Bloor conducted an interesting research project earlier this year called: Database Revolution: Fit for Purpose and it was an excellent way to approach the problem-solution by figuring out exactly what it is you are trying to achieve for the business within constraints you already have, technical, budgetary or resource bound. It seems the most common topic discussed du jour on Big Data and Hadoop is “what are you trying to understand about this new data set and how can you derive value for the business.” Without the right business questions, technology solutions and skills in place, many will struggle.

I think we all agree that the traditional data warehouse is not going away any time soon. Let’s be honest, it’s undergone a couple of decades of investment and has served well in providing near real-time analysis on what is actually happening as well as predicting what will happen and readying the business for the unexpected. However, once the traditional warehouse reaches 20-30 TB’s it becomes compromised in terms of conducting fast analytics while at the same time ingesting volumes of new data coming at “network speed” unless of course you wish to throw more costly resources to solve the problem. Business users that have grown accustomed to rapid response queries, reports and dashboards will quickly become dissatisfied when the warehouse is consumed with writing new data sets.
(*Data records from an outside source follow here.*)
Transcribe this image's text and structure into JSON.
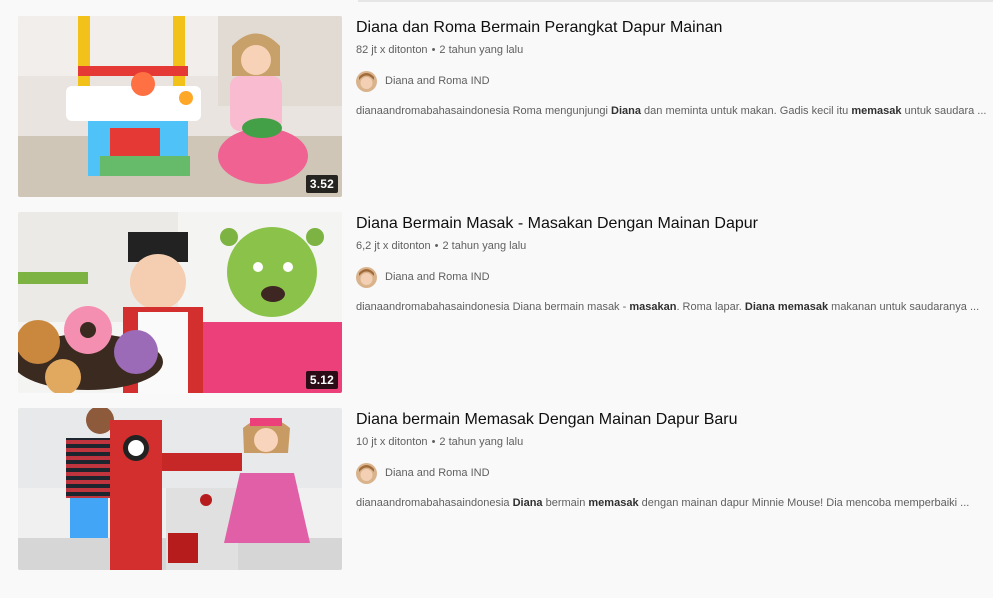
{
  "videos": [
    {
      "title": "Diana dan Roma Bermain Perangkat Dapur Mainan",
      "views": "82 jt x ditonton",
      "age": "2 tahun yang lalu",
      "channel": "Diana and Roma IND",
      "duration": "3.52",
      "desc_parts": [
        {
          "t": "dianaandromabahasaindonesia Roma mengunjungi ",
          "b": false
        },
        {
          "t": "Diana",
          "b": true
        },
        {
          "t": " dan meminta untuk makan. Gadis kecil itu ",
          "b": false
        },
        {
          "t": "memasak",
          "b": true
        },
        {
          "t": " untuk saudara ...",
          "b": false
        }
      ]
    },
    {
      "title": "Diana Bermain Masak - Masakan Dengan Mainan Dapur",
      "views": "6,2 jt x ditonton",
      "age": "2 tahun yang lalu",
      "channel": "Diana and Roma IND",
      "duration": "5.12",
      "desc_parts": [
        {
          "t": "dianaandromabahasaindonesia Diana bermain masak - ",
          "b": false
        },
        {
          "t": "masakan",
          "b": true
        },
        {
          "t": ". Roma lapar. ",
          "b": false
        },
        {
          "t": "Diana memasak",
          "b": true
        },
        {
          "t": " makanan untuk saudaranya ...",
          "b": false
        }
      ]
    },
    {
      "title": "Diana bermain Memasak Dengan Mainan Dapur Baru",
      "views": "10 jt x ditonton",
      "age": "2 tahun yang lalu",
      "channel": "Diana and Roma IND",
      "duration": "",
      "desc_parts": [
        {
          "t": "dianaandromabahasaindonesia ",
          "b": false
        },
        {
          "t": "Diana",
          "b": true
        },
        {
          "t": " bermain ",
          "b": false
        },
        {
          "t": "memasak",
          "b": true
        },
        {
          "t": " dengan mainan dapur Minnie Mouse! Dia mencoba memperbaiki ...",
          "b": false
        }
      ]
    }
  ],
  "meta_separator": "•",
  "colors": {
    "title": "#0f0f0f",
    "meta": "#606060",
    "duration_bg": "#000000"
  }
}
Most large enterprises have a Hadoop project underway; some further along than others and it’s interesting to see how differently organizations approach their Big Data initiatives. For organizations who have mature BI environments in place and much investment in the data warehouse, questions arise around what do you use Hadoop/MapReduce for and how is the data warehouse best leveraged going forward. In some cases, Hadoop sits alongside the data warehouse augmenting existing BI activities and in other cases; it’s a stand-alone, newly funded project to deliver a distinct set of intelligence. For environments where data sets are very large and the velocity of data creation reaches billions per day, it is not feasible to load the detailed data into the warehouse because of associated costs. Front-ending an existing warehouse with a purpose built database that can ingest billions of transactions, compresse and de-duplicate the data to a much smaller size, while at the same time providing ongoing query through SQL, MapReduce or a BI tool is now a more favored approach.
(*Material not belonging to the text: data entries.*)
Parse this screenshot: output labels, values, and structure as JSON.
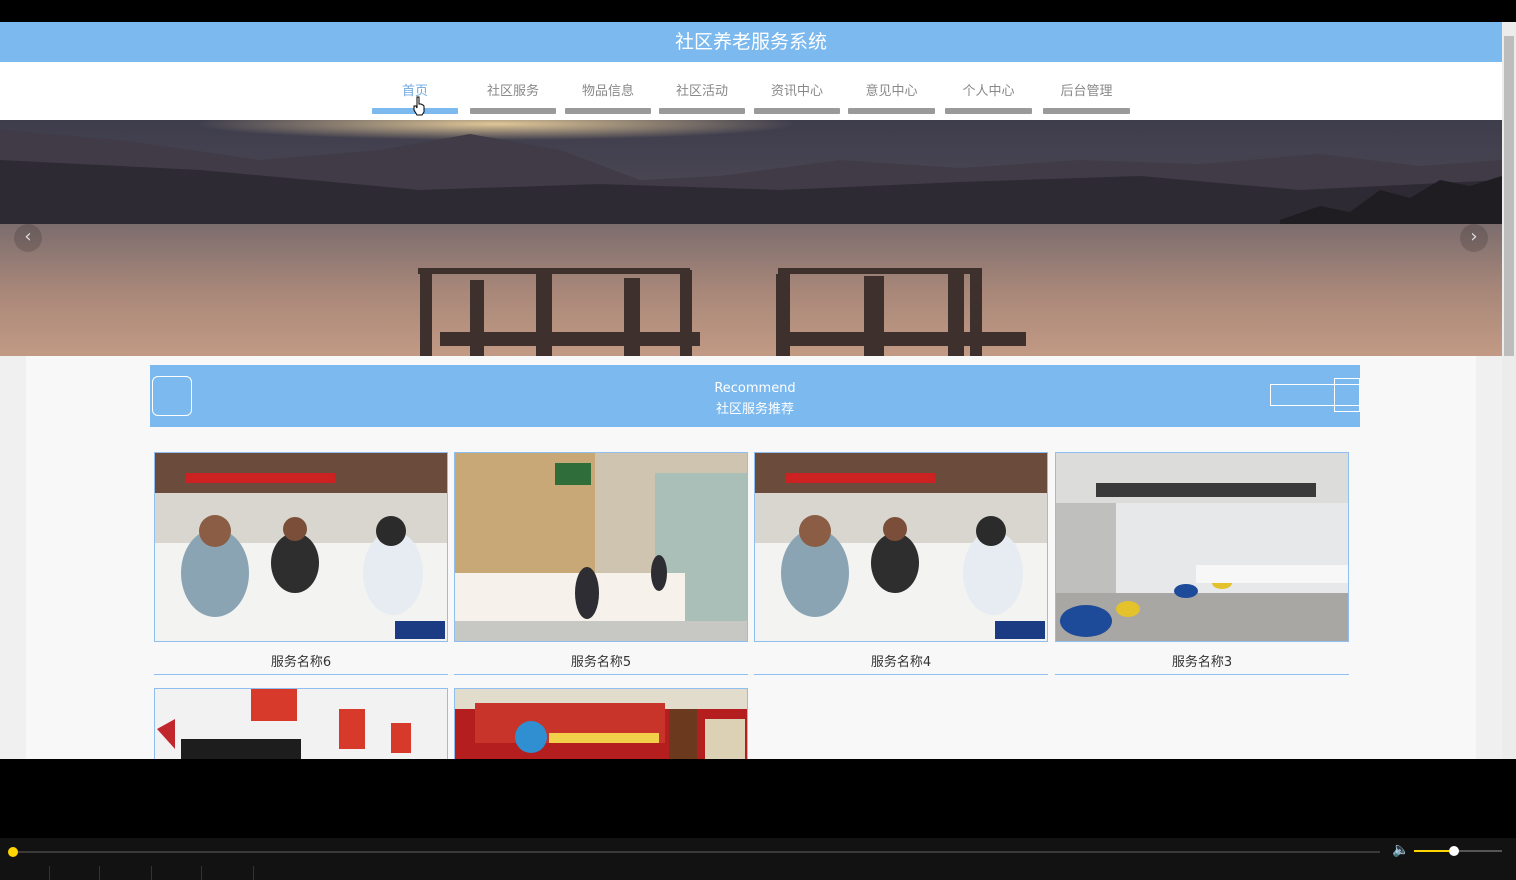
{
  "site_title": "社区养老服务系统",
  "nav": {
    "items": [
      {
        "label": "首页",
        "active": true
      },
      {
        "label": "社区服务",
        "active": false
      },
      {
        "label": "物品信息",
        "active": false
      },
      {
        "label": "社区活动",
        "active": false
      },
      {
        "label": "资讯中心",
        "active": false
      },
      {
        "label": "意见中心",
        "active": false
      },
      {
        "label": "个人中心",
        "active": false
      },
      {
        "label": "后台管理",
        "active": false
      }
    ]
  },
  "banner": {
    "prev_icon": "chevron-left-icon",
    "next_icon": "chevron-right-icon"
  },
  "recommend": {
    "title_en": "Recommend",
    "title_cn": "社区服务推荐",
    "items": [
      {
        "name": "服务名称6",
        "image": "service-hall-photo"
      },
      {
        "name": "服务名称5",
        "image": "service-counter-photo"
      },
      {
        "name": "服务名称4",
        "image": "service-hall-photo"
      },
      {
        "name": "服务名称3",
        "image": "modern-lobby-photo"
      },
      {
        "name": "",
        "image": "labor-security-office-photo"
      },
      {
        "name": "",
        "image": "service-center-photo"
      }
    ]
  },
  "player": {
    "progress": 0.0,
    "volume": 0.45,
    "volume_icon": "speaker-icon"
  },
  "colors": {
    "accent": "#7bb9ee",
    "nav_bar_inactive": "#9a9a9a",
    "player_accent": "#ffd400"
  }
}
Once the analysis is conducted on Hadoop/MapReduce or SQL, you can extract aggregates or sub-sets of that data and move to the warehouse for ongoing complex analytics by business analysts. You don’t ever lose the ability to drill into the detailed data in Hadoop so it satisfies your data scientists. Additionally, when the data warehouse reaches capacity or much of the data is less frequently accessed, you can offload on the “other book-end” to a dedicated environment for the history. You avoid putting anything on tape which is highly risky and you can even reinstate to the warehouse down the road, should the need arise.
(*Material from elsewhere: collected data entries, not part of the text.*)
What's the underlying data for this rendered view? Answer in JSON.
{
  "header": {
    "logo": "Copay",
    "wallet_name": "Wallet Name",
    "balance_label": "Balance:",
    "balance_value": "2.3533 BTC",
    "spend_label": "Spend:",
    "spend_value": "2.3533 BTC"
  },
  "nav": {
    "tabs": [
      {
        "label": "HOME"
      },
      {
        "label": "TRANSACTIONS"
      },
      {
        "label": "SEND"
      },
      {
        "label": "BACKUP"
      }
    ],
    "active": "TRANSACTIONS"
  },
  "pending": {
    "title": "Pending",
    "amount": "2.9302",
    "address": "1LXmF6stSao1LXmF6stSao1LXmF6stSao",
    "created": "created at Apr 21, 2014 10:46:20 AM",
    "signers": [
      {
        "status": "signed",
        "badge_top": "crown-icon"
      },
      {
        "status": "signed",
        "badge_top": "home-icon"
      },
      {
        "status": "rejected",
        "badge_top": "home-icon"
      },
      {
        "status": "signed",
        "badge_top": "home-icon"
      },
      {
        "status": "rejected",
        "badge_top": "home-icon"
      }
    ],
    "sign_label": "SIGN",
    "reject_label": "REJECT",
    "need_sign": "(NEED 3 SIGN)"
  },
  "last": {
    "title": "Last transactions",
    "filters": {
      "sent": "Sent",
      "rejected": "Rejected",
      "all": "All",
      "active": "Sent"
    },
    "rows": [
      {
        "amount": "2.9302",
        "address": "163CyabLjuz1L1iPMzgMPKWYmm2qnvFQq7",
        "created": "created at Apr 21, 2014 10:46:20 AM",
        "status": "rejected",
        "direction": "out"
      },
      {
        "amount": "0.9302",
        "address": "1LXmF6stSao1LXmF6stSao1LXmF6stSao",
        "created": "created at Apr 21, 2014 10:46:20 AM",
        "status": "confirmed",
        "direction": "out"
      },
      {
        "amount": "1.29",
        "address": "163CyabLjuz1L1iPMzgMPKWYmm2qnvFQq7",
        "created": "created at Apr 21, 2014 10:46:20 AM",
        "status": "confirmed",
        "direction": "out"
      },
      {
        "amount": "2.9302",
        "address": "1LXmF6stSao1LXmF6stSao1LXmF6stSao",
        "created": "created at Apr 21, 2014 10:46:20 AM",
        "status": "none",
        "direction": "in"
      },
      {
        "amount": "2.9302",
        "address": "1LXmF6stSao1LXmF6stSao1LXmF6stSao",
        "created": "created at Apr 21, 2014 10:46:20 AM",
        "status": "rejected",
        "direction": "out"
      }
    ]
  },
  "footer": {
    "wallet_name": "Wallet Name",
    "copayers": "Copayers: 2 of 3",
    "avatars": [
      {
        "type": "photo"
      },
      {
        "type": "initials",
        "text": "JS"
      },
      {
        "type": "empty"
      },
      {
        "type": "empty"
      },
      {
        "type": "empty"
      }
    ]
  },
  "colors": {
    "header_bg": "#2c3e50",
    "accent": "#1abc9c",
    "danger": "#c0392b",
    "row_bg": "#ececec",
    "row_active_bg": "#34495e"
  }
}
Cost aside, you want to give the business what they need which is access to the right data at the right time in order to derive the best business value. SQL access on your Hadoop/MapReduce environment has become a key requirement for today’s bank, telco or government institution. Fast ingestion of structured and semi-structured data in the realm of 10’s of billions of daily records is also a key requirement which by the way is a very realistic number for most large banks and communications providers today. I believe fit for purpose is the only way to manage enterprise Big Data so business users can continue to conduct fast analytics. If you can achieve this and control costs, you will realize big gains.